GhostWhoVotes relates that Newspoll has published its quarterly South Australian state results, which presumably portends something for Western Australia shortly. It shows South Australia continuing to look a different political planet from New South Wales and Queensland, with Premier Jay Weatherill enjoying honeymoon personal ratings and voting intention figures that would be the envy of his counterparts across the land. Not that Labor is actually ahead: they trail 52-48 on two-party preferred and their primary vote is an unimpressive 34 per cent, compared with 40 per cent for the Liberals (all unchanged on the previous poll, with the Greens up two to 11 per cent). The former result is nonetheless what Labor was able to win an election with in 2010, albeit that the redistribution commissioners will shortly be charged with the task (which I don’t envy them) of redrawing the map in such a way as to level Labor’s advantage.

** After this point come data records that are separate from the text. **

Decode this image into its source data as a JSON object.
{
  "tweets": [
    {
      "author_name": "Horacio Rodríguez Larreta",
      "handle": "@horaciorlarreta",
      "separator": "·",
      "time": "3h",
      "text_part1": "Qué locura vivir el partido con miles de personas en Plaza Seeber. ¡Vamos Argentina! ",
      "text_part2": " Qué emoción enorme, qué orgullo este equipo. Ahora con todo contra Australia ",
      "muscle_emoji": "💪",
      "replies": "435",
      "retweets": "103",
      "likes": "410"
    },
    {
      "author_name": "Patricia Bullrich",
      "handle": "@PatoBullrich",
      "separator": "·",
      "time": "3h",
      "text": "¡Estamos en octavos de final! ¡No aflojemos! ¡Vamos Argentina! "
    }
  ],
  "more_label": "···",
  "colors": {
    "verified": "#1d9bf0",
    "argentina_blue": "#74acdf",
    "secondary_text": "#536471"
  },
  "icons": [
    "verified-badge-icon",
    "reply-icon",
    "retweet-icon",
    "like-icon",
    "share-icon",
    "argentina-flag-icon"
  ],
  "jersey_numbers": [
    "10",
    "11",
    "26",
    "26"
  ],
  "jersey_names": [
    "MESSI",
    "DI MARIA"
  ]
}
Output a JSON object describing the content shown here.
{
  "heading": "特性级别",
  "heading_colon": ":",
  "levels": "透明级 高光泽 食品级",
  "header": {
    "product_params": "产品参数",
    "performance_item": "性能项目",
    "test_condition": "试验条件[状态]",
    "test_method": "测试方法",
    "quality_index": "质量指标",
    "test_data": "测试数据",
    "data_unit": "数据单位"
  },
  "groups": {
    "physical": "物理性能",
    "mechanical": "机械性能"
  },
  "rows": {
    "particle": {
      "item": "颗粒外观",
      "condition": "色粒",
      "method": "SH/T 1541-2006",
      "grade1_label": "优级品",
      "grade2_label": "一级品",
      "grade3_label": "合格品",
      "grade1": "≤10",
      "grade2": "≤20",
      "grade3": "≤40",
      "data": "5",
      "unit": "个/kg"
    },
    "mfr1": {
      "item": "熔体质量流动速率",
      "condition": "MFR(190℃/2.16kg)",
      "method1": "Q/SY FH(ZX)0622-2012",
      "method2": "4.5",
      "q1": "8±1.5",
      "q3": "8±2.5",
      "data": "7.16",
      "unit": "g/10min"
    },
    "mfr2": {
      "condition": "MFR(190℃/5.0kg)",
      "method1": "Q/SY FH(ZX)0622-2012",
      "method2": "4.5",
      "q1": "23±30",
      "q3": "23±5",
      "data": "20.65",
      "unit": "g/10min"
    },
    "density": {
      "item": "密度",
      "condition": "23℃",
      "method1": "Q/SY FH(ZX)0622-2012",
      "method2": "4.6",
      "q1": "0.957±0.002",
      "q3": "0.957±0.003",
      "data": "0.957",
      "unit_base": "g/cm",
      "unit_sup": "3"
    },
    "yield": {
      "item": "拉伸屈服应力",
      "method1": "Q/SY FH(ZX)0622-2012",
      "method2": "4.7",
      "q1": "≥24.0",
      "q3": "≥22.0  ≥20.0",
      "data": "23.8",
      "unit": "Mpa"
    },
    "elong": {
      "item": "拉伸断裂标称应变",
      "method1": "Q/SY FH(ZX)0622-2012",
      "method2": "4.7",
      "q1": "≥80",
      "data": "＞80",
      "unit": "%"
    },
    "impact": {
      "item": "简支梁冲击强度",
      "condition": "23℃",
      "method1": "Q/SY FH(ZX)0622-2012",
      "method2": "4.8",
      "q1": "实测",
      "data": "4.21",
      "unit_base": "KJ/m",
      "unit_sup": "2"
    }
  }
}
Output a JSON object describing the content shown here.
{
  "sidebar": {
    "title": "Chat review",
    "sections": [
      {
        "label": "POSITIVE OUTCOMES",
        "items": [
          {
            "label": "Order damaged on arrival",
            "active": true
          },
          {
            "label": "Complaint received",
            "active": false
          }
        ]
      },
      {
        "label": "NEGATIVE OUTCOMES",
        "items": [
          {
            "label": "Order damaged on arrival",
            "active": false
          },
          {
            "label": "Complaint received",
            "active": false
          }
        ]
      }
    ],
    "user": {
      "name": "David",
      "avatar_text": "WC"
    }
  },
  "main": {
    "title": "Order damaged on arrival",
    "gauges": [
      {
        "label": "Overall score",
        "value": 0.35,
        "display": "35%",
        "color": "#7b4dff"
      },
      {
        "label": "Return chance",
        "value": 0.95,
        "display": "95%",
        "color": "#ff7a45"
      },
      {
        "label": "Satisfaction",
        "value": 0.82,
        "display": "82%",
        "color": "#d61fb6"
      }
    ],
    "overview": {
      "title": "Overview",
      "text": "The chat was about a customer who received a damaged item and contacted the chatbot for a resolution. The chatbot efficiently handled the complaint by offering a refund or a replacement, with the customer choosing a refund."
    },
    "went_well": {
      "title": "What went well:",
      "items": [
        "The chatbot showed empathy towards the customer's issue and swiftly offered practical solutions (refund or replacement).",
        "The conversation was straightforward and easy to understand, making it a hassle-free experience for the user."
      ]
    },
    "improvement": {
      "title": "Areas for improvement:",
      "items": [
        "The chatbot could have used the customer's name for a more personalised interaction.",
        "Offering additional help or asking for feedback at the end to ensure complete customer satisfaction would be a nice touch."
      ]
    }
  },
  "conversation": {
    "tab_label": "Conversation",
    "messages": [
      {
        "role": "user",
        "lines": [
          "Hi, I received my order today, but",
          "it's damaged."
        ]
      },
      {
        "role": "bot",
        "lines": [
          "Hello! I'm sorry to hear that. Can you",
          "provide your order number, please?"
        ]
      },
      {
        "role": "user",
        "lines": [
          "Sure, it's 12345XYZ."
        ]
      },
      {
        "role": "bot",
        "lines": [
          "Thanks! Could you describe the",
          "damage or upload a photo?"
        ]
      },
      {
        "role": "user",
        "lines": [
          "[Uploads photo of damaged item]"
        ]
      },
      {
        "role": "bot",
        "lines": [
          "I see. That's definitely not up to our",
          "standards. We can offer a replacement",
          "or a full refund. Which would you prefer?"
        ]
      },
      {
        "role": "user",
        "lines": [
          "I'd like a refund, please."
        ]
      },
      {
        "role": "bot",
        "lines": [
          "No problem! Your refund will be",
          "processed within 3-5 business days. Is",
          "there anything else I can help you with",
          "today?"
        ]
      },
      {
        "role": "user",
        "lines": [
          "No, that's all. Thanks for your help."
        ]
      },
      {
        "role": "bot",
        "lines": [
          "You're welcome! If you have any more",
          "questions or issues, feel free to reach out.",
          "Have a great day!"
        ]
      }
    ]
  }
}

Some of the shine has come off Weatherill since his debut survey, with his disapproval rating up nine points, but this is off a very low base (14 per cent) and mostly at the expense of the large “don’t know” rating. His approval rating, though down four, is still at a robust 47 per cent. Correspondingly, the poll makes grim reading for Isobel Redmond. As well as not delivering the Liberals voting intention figures of they kind they’ve been growing accustomed to across the country, her once formidable personal ratings have taken a big knock: approval down six points to 43 per cent and disapproval up four to 34 per cent. She has also lost further ground to Weatherill as preferred premier, now trailing 46-23 compared with 45-27 last time.

The poll was conducted throughout January to March from a sample of 870, with a margin of error somewhere between 3 and 3.5 per cent.